Many neuro-ophthalmological manifestations can occur during the course of the illness,
and optic neuritis is both the most frequent and the best known. However, some ocular
motility disorders can also occur, but since there may be no symptoms, they often
remain underdiagnosed. We must recognize them to indicate the need for systemic
treatment of multiple sclerosis.
Mots clés : sclérose en plaque, neuropathie optique, ophtalmoplégie internucléaire
INTRODUCTION :
La sclérose en plaques est une maladie auto-immune entraînant la formation de foyers de
démyélinisation au sein du système nerveux central. Elle entraine des lésions qui provoquent
des perturbations motrices, sensitives et cognitives. A plus ou moins long terme, ces troubles
peuvent progresser vers un handicap irréversible.
La plupart des patients ayant une sclérose en plaques définie ou suspectée ont eu ou
peuvent avoir des problèmes de vision à un moment ou à un autre de leur vie.
Les symptômes de la SEP sont divers et ne se présentent pas tous à la fois lors d’une
poussée; d’où l’intérêt d’évoquer la maladie lors de certaines manifestations visuelles et
oculomotrices.
La neuropathie optique - encore dénommée névrite optique ou névrite optique
rétrobulbaire (NORB) - est une neuropathie optique inflammatoire démyélinisante ; elle est
une des manifestations les plus fréquentes de la SEP, dont elle peut être inaugurale.
GENERALITES :
La neuropathie optique atteint des adultes jeunes, le plus souvent entre 20 et 40 ans, avec
une nette prédominance pour le sexe féminin (environ 75%).
Elle est le premier signe de la maladie dans 1/3 des cas. Les autres atteintes
oculaires sont plus rares ; il s’agit principalement de paralysies oculomotrices.
SIGNES OCULAIRES :
A – La neuropathie optique :
Elle se manifeste typiquement par une baisse d’acuité visuelle rapidement progressive, sur
quelques heures à quelques jours, importante, unilatérale. Elle est précédée de douleurs
orbitaires rétro-oculaires provoquées lors de la mobilisation du globe. Ces douleurs cèdent
lorsque s’installe la baisse visuelle, de l’ordre de 1/10 en général. Ces douleurs sont un signe
important d’orientation car elles évoquent le caractère inflammatoire de la neuropathie.

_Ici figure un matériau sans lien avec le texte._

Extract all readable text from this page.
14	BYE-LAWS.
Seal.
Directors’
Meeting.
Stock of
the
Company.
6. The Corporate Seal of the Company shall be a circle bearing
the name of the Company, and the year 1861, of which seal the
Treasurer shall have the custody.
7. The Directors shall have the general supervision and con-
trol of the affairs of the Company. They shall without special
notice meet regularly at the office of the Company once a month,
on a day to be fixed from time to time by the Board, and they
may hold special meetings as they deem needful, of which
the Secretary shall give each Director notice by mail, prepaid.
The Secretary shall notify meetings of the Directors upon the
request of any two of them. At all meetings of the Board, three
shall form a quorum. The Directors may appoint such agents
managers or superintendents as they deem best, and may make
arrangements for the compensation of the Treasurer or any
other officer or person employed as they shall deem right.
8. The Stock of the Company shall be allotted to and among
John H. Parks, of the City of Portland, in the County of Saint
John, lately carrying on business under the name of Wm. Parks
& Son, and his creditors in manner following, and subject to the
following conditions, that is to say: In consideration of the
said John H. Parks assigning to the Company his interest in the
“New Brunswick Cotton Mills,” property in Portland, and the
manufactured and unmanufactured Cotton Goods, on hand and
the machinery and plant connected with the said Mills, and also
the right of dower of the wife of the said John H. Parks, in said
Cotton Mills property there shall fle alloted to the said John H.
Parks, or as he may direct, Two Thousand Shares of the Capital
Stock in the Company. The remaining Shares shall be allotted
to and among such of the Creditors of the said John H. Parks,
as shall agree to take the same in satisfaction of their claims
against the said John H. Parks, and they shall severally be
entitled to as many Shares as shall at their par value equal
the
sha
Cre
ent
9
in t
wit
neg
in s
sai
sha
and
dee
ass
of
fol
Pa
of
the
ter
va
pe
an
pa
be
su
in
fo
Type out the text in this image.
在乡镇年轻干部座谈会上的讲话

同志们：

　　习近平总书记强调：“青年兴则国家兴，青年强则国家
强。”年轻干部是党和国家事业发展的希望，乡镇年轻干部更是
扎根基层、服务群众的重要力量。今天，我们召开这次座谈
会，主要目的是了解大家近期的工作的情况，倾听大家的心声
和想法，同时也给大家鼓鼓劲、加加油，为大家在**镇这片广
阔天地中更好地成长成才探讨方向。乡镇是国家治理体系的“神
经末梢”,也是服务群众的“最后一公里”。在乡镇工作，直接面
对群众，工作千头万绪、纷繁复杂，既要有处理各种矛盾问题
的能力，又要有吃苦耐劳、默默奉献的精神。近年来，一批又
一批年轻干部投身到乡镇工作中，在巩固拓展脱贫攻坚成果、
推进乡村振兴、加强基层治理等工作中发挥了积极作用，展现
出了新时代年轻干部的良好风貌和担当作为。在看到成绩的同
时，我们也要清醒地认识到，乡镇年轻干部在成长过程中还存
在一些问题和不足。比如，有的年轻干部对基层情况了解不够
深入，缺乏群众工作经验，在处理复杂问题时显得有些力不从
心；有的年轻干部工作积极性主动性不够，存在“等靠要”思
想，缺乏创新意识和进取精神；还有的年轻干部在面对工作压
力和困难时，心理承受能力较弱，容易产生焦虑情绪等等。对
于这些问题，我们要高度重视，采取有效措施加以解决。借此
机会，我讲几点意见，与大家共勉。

Elles sont présentes dans 80% des cas.
• A l’examen clinique :
-
l’acuité visuelle est le plus souvent abaissée de façon importante, pouvant être
inférieure à 1/10ème (généralement un seul œil est atteint).
- l’éclairement de l’œil atteint, le réflexe protomoteur direct est diminué, de même
que le réflexe consensuel de l’œil sain ; à l’éclairement de l’œil sain, RPM direct et RPM
consensuel (RPM de l’œil atteint) sont conservés («pupille de Marcus Gunn»).
- l’examen du fond d’œil est normal ; on est alors en présence d’une NORB ou Névrite
Optique Retro Bulbaire; la lésion est alors située le long des voies optiques derrière le globe
oculaire. On peut également voir un œdème de la papille optique lorsque la lésion siège tout
près du globe, ou une pâleur papillaire après une certaine évolution de la maladie.
• Examens complémentaires :
- l’examen du champ visuel montre un scotome central ou cæco-central.
- l’examen de la vision des couleurs montre classiquement une dyschromatopsie d’axe
rouge/vert. Cette perturbation persiste longtemps et constitue un marqueur d’une poussée
antérieure.
- les potentiels évoqués visuels (PEV) qui confirment la souffrance du nerf optique : ils sont
très altérés au stade aigu ; ils peuvent montrer sur l’œil controlatéral sain un allongement
des temps de latence traduisant un ralentissement de la conduction évoquant des lésions de
démyélinisation.
• Évolution :
- sous traitement, l’évolution se fait vers la régression avec le plus souvent une bonne
récupération visuelle, en environ trois mois. Quatre-vingt pour cent des patients récupèrent
une acuité visuelle normale.
- après récupération peut s’observer un phénomène de Uhthoff qui traduit la thermolabilité
des axones démyélinisés : elle se traduit lors de l’élévation de la température corporelle (ex.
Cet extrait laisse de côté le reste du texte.